In a signal of investors’ approval of the new window, called the Investors’ and Exporters’ window, some $18.58 billion worth of transactions have been made on the window since inception in April 2017, according to data provided by trading platform, FMDQ.
“Based on the capital requirements in some key sectors of the economy, I would expect that sectors most likely to see increased M& A activity are the Oil and Gas sector, Banking, Insurance, Fast Moving Consumer Goods and even the power sector,” said Tajudeen Ibrahim, head of research at investment bank, Chapel Hill Denham.
According to data compiled by BusinessDay, some major M&A transactions that occurred this year include the acquisition of ExxonMobil Oil Corporation’s stake in Mobil Nigeria by NIPCO Investments Limited (NIPCO), in a deal worth N90 billion, one of the biggest in the downstream sector in recent years.

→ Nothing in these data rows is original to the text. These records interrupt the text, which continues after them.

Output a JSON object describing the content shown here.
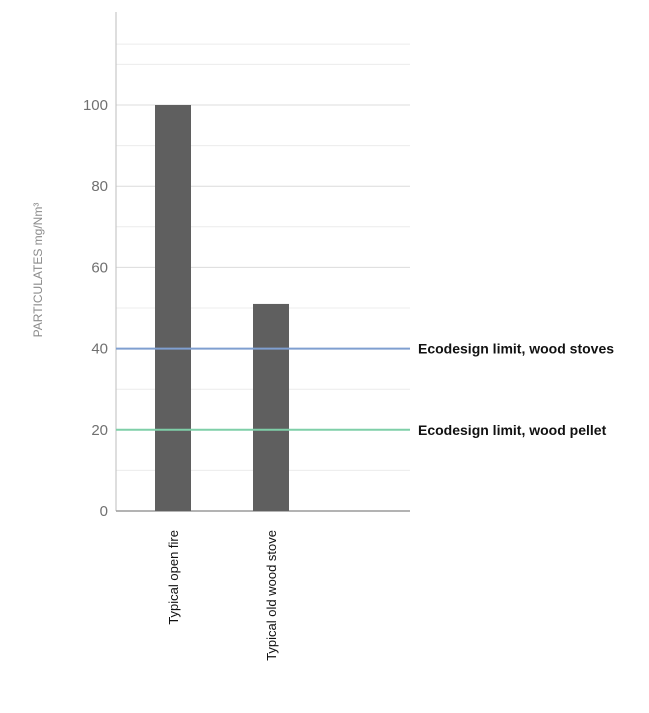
{
  "chart_data": {
    "type": "bar",
    "title": "",
    "xlabel": "",
    "ylabel": "PARTICULATES mg/Nm³",
    "ylim": [
      0,
      120
    ],
    "yticks": [
      0,
      20,
      40,
      60,
      80,
      100
    ],
    "minor_grid_step": 10,
    "grid": true,
    "categories": [
      "Typical open fire",
      "Typical old wood stove"
    ],
    "values": [
      100,
      51
    ],
    "bar_color": "#5f5f5f",
    "reference_lines": [
      {
        "label": "Ecodesign limit, wood stoves",
        "value": 40,
        "color": "#7f9fd0"
      },
      {
        "label": "Ecodesign limit, wood pellet",
        "value": 20,
        "color": "#7fcfa8"
      }
    ]
  }
}
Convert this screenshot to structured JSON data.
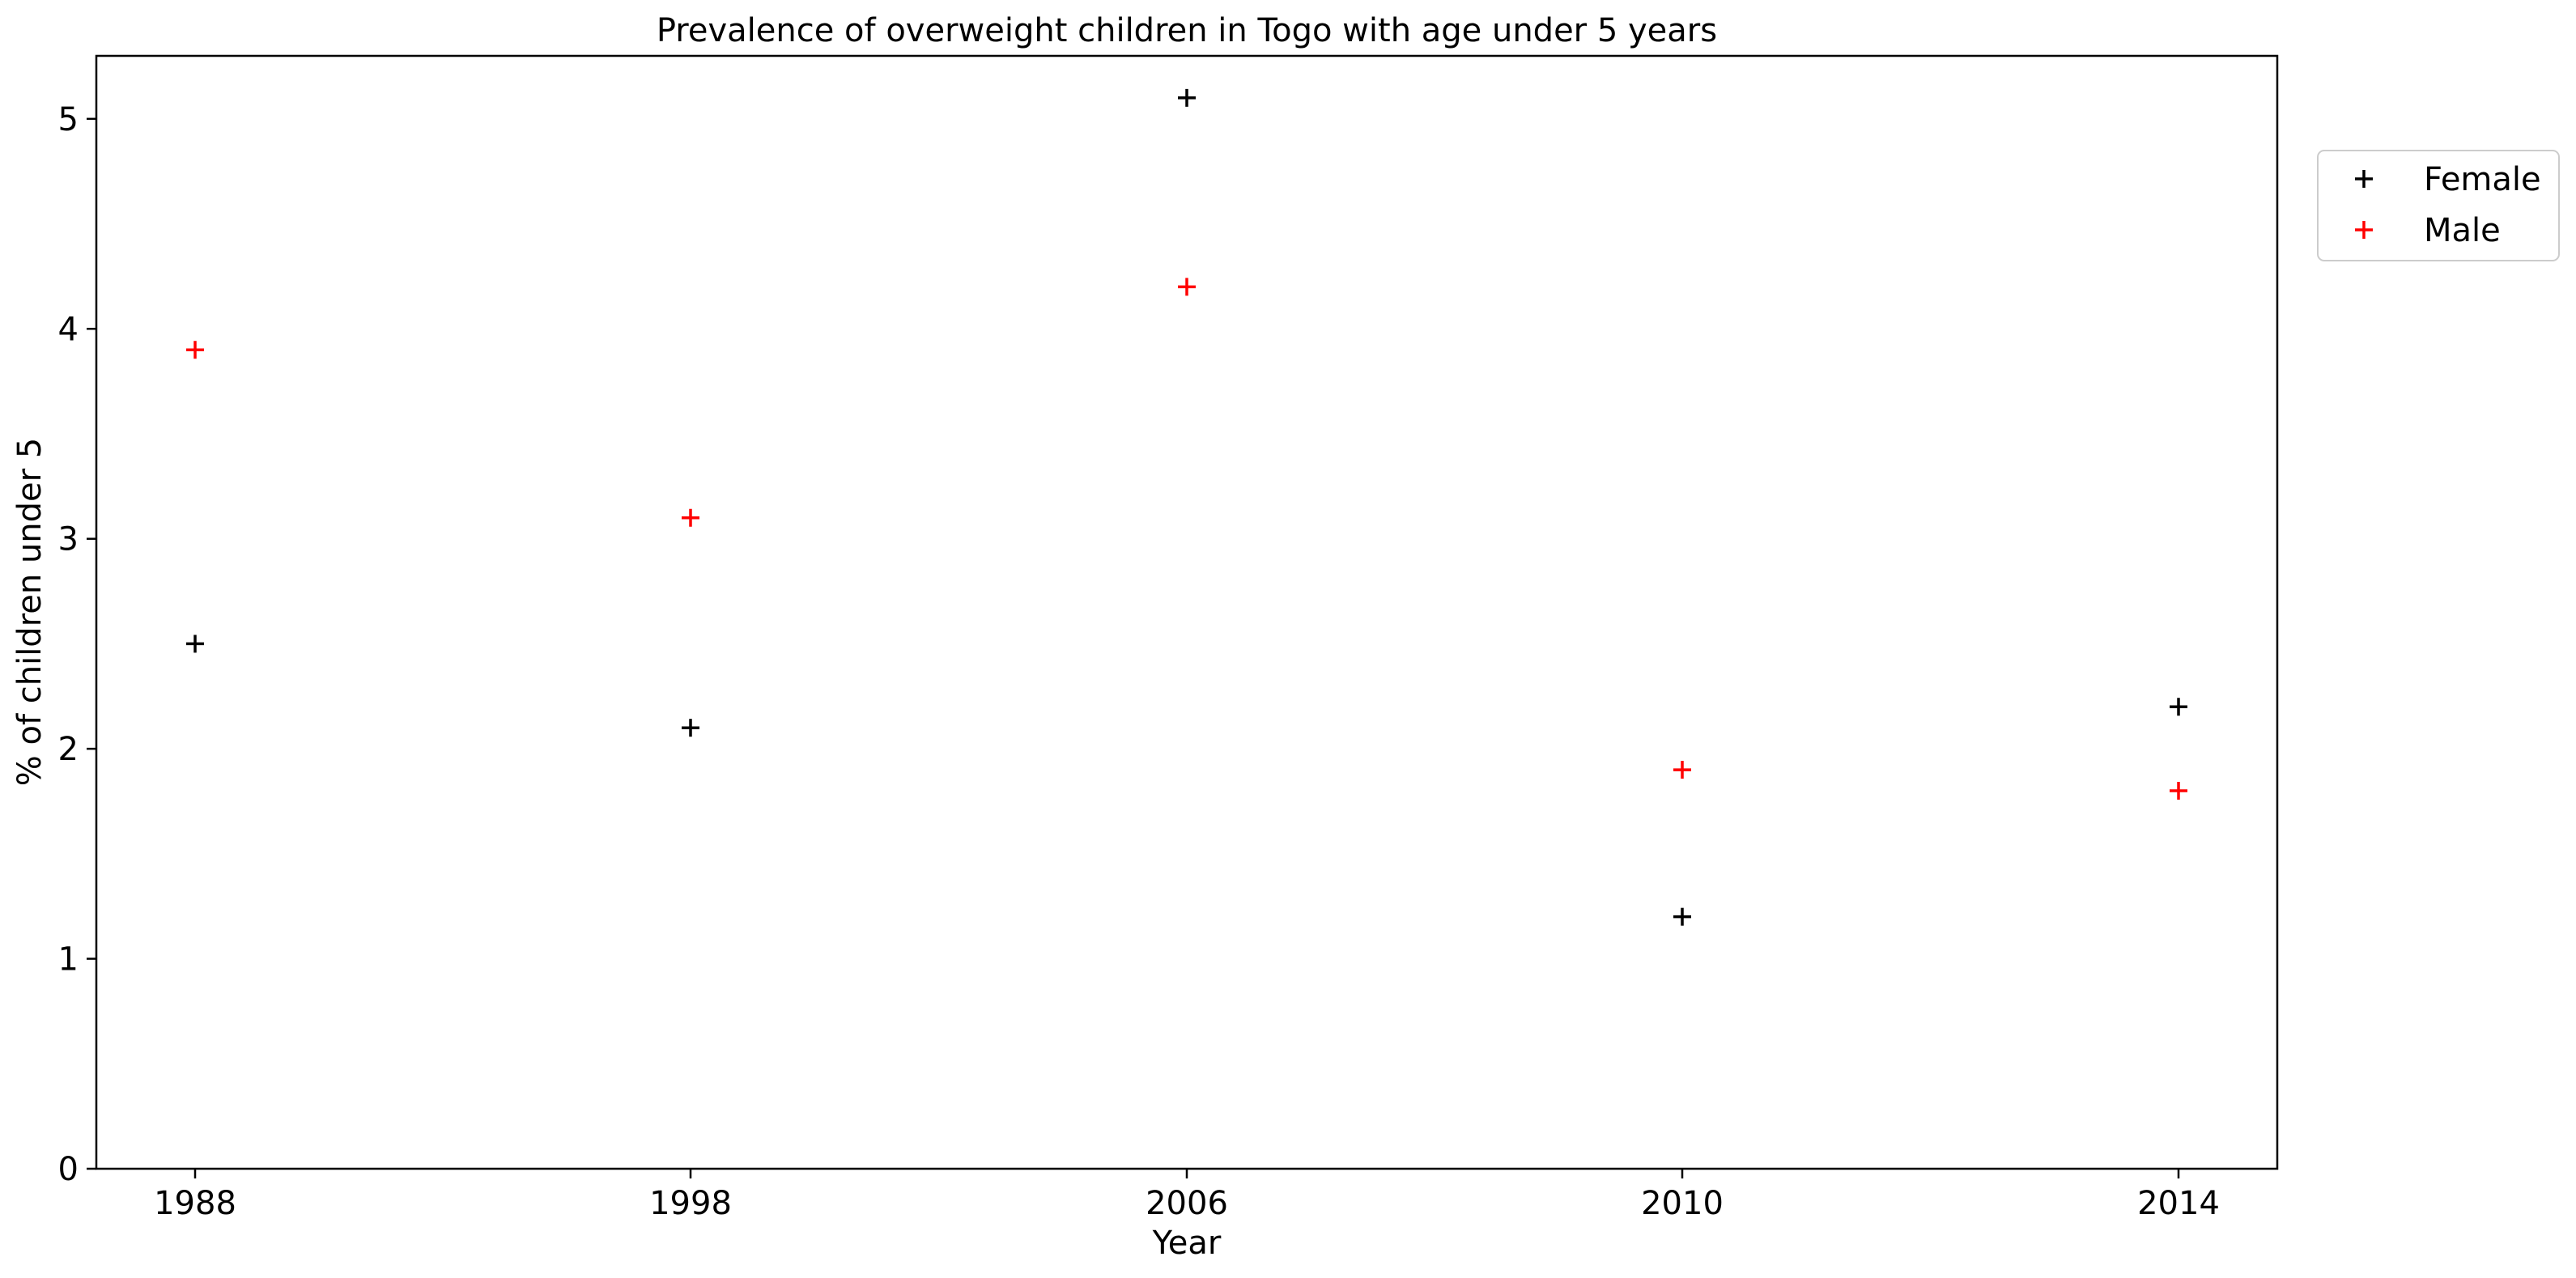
{
  "chart_data": {
    "type": "scatter",
    "title": "Prevalence of overweight children in Togo with age under 5 years",
    "xlabel": "Year",
    "ylabel": "% of children under 5",
    "categories": [
      "1988",
      "1998",
      "2006",
      "2010",
      "2014"
    ],
    "ylim": [
      0,
      5.3
    ],
    "yticks": [
      0,
      1,
      2,
      3,
      4,
      5
    ],
    "grid": false,
    "legend_position": "outside-top-right",
    "series": [
      {
        "name": "Female",
        "color": "#000000",
        "marker": "plus",
        "values": [
          2.5,
          2.1,
          5.1,
          1.2,
          2.2
        ]
      },
      {
        "name": "Male",
        "color": "#ff0000",
        "marker": "plus",
        "values": [
          3.9,
          3.1,
          4.2,
          1.9,
          1.8
        ]
      }
    ]
  }
}
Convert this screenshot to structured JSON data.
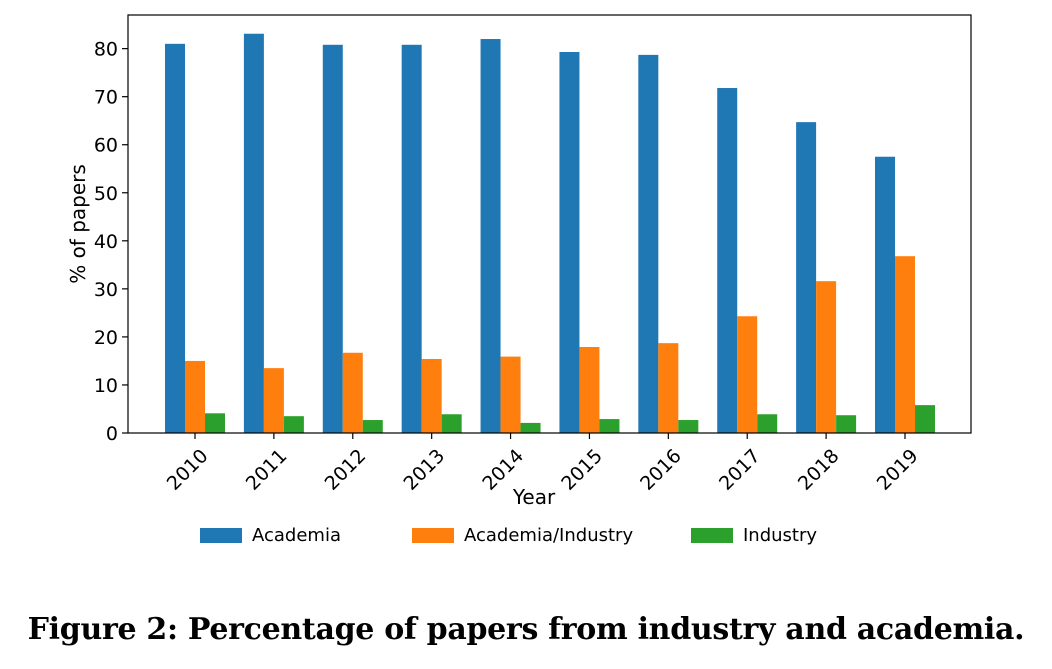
{
  "chart_data": {
    "type": "bar",
    "title": "",
    "xlabel": "Year",
    "ylabel": "% of papers",
    "ylim": [
      0,
      87
    ],
    "yticks": [
      0,
      10,
      20,
      30,
      40,
      50,
      60,
      70,
      80
    ],
    "categories": [
      "2010",
      "2011",
      "2012",
      "2013",
      "2014",
      "2015",
      "2016",
      "2017",
      "2018",
      "2019"
    ],
    "series": [
      {
        "name": "Academia",
        "color": "#1f77b4",
        "values": [
          81.0,
          83.1,
          80.8,
          80.8,
          82.0,
          79.3,
          78.7,
          71.8,
          64.7,
          57.5
        ]
      },
      {
        "name": "Academia/Industry",
        "color": "#ff7f0e",
        "values": [
          15.0,
          13.5,
          16.7,
          15.4,
          15.9,
          17.9,
          18.7,
          24.3,
          31.6,
          36.8
        ]
      },
      {
        "name": "Industry",
        "color": "#2ca02c",
        "values": [
          4.1,
          3.5,
          2.7,
          3.9,
          2.1,
          2.9,
          2.7,
          3.9,
          3.7,
          5.8
        ]
      }
    ],
    "legend_position": "bottom"
  },
  "caption": "Figure 2: Percentage of papers from industry and academia."
}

Allianz Group, one of the world’s leading insurers and asset managers with more than 86 million retail and corporate customers in August acquired 98 percent of Nigerian insurer, Ensure Insurance Plc from its core shareholder Greenoaks Global Holdings Ltd.
Dangote Noodles Limited, a unit of Nigerian company Dangote Flour Mills, also sold two production lines to rival pasta maker De United Foods Industries for 3.75 billion naira ($12.26 million) this month, the company said on Tuesday.
The naira closed at N359 per US dollar Thursday at the I&E window, according to data provided by trading platform, FMDQ.
Meanwhile oil exports have also inched up, following the conclusion of repairs to damaged oil pipelines.
Africa’s largest oil producer pumped some 1.861 million barrels of crude oil per day in August, according to most recent data from OPEC. That’s 8 percent higher than it pumped in July and 20 percent higher than the 1.557 million barrels daily pumped in 2016.

“M&A activity in specific sectors may be spurred by legal and regulatory policies targeting struggling businesses in certain sectors,” according to Folake Elias-Adebowale, partner and head of private equity and oil and gas teams at Lagos-based law firm, Udo Udoma and Belo Osagie.